Иногда выходил посмотреть, как работает юный истопник, немолодой офицер с приветливым лицом. Но ни разу не обратился к Паше, и тот привык к его молчанию.
Каково же было Пашино удивление, когда немец однажды спросил на чистом русском языке:
— Так ты из Ленинграда, мальчик?
Паша даже опешил от неожиданности.
— Меня зовут Пауль, — продолжал немец. — Мне хотелось бы с тобой потолковать.
Он расспросил, где и с кем жил Паша в Ленинграде, в какой класс ходил. На следующий день Пауль снова заглянул в комнату.
— Ты — парнишка смышлёный, — сказал ему офицер. — Есть у меня к тебе дело. Походишь по сёлам. Будешь приглядываться, прислушиваться. Узнаешь что-нибудь о партизанах, запомни получше, где это было. Мы тебе напишем документ, будто бы ты родителей разыскиваешь. А выполнишь моё задание, получишь настоящий немецкий паёк.
«Эх, мне бы автомат, — с грустью подумал Паша. — Ишь, в шпионы меня записывает, гад!»
— Ты, мальчик, понял, что предстоит тебе делать? — спросил Пауль.
— Чего уж тут понимать…
— Вот и хорошо, мальчик. Я тебе и другой документ дам. Предъявишь его немецкому солдату или полицаю — они тебе помогут во всём. Главное же — присматривайся, запоминай подозрительных людей! Но знай, — с угрозой закончил Пауль, — если ничего не сделаешь, будешь строго наказан…

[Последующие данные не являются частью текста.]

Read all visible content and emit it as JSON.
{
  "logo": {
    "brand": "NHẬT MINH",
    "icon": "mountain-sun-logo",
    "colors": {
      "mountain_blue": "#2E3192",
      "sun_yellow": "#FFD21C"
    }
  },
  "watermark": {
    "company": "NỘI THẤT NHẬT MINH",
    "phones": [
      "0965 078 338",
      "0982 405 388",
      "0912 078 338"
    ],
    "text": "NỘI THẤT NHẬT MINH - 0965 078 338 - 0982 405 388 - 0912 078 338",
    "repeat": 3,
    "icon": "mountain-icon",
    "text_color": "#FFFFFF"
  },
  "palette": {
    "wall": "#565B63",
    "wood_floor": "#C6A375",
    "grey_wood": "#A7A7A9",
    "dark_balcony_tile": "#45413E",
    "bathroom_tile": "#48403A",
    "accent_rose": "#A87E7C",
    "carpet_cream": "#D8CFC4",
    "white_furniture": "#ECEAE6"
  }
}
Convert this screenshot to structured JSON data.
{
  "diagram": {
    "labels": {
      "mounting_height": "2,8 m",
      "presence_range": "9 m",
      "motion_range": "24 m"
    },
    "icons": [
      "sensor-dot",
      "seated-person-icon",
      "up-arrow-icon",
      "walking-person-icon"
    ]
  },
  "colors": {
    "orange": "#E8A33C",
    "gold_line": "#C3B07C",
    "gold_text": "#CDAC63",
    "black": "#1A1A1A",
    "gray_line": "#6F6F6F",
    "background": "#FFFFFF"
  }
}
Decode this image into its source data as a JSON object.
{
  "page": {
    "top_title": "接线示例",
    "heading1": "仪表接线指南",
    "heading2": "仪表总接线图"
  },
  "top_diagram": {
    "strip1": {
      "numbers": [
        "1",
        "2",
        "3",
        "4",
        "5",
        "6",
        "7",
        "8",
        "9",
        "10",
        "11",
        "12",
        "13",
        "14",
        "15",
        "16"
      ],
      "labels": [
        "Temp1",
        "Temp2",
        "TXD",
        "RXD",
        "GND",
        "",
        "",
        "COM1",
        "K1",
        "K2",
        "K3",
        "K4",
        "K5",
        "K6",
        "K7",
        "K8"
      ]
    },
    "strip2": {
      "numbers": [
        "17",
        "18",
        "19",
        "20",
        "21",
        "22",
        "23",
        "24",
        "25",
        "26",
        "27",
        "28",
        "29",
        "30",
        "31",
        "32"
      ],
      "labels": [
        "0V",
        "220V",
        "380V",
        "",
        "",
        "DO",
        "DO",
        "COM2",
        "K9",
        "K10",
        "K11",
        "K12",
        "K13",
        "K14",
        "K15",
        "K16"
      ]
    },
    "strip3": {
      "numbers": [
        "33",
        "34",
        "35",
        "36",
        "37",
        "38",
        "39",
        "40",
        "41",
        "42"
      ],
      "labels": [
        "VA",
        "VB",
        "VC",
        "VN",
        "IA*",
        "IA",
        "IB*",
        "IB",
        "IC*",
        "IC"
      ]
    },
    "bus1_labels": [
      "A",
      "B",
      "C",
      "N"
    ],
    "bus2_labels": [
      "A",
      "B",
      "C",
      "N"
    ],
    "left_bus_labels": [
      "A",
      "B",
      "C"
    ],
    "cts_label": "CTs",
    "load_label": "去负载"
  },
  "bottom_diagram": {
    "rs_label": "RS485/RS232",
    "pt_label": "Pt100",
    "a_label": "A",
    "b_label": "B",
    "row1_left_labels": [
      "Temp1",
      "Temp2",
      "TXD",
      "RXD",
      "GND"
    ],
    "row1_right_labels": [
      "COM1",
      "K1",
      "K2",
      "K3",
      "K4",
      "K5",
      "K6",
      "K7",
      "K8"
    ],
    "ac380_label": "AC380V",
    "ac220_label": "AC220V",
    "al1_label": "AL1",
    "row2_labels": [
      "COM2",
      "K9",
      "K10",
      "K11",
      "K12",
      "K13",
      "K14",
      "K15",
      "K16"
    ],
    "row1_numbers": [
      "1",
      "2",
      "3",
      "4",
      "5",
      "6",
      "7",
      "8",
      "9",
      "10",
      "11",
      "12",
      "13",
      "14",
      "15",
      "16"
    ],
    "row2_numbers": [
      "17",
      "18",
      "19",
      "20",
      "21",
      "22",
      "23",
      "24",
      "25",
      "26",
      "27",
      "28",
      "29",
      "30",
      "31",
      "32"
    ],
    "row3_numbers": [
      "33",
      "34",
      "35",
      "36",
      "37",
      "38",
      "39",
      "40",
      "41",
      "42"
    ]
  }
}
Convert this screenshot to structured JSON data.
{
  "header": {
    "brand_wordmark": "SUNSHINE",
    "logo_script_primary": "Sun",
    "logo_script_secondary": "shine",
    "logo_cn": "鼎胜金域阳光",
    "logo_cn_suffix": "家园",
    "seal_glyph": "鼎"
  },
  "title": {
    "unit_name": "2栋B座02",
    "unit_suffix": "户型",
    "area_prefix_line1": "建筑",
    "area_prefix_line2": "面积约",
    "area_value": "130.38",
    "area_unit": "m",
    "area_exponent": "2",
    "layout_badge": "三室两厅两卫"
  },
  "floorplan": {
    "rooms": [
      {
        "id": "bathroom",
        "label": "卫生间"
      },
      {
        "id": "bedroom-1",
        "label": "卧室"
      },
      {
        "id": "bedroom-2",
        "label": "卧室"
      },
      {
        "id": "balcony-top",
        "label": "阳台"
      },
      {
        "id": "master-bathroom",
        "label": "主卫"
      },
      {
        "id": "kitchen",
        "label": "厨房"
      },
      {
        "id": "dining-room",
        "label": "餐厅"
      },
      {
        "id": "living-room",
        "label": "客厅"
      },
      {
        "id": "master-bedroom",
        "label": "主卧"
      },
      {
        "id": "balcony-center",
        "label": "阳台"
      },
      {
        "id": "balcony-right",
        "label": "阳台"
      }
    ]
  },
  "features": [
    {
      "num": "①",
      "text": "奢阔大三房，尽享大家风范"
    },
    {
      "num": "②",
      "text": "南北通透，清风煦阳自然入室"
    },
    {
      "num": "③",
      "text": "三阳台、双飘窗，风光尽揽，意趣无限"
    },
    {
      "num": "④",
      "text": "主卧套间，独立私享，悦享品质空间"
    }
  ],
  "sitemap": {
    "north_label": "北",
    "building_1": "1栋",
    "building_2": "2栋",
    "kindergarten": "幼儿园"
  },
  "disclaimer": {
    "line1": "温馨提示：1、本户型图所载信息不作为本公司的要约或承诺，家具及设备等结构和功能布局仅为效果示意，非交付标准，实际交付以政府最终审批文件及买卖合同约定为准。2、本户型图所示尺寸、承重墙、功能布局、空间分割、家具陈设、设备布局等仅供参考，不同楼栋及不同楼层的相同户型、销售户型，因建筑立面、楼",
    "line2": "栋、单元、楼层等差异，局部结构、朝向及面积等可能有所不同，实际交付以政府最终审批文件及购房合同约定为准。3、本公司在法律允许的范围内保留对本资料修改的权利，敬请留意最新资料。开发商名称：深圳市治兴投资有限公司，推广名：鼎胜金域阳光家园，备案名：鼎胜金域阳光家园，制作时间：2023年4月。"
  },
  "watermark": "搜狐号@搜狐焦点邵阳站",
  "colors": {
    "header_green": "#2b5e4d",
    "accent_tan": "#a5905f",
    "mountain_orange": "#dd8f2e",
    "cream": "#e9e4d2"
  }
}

С партизанами Пашка Вершинин встретился в первом же селе, где попросился переночевать. Видно, хозяева сказали, что мальчик — сирота, ищет своих родных.
— Говоришь, сирота? Ну, что ж, поедешь с нами, Паша, — предложил старший по фамилии Деревянко.
Ему-то Паша и признался, что никакой он не сирота — просто родители его остались в Ленинграде. А здесь оказался не по своей воле, а по заданию.
— Вот так штука, — протянул Деревянко. — Ну, да пока помалкивай, завтра сам доложишь командиру, что там за фрукт такой выискался.
В отряде, в который Деревянко доставил мальчика, у Паши объявился земляк — пулемётчик-ленинградец Анатолий Васильев. Он встретил Вершинина, как родного, накормил, уложил спать.
Утром Пашу отвели к Алексею Фёдоровичу Фёдорову.
— Здравствуй, товарищ Вершинин, — сказал Фёдоров и, как взрослому, протянул Паше руку. — Садись. Чай пить будешь?
Тут-то Пашка и расплакался. Переживания последних дней, опасения, что его примут за немецкого шпиона, страх за сестру, оставшуюся у немцев, навалились на него, и он не выдержал.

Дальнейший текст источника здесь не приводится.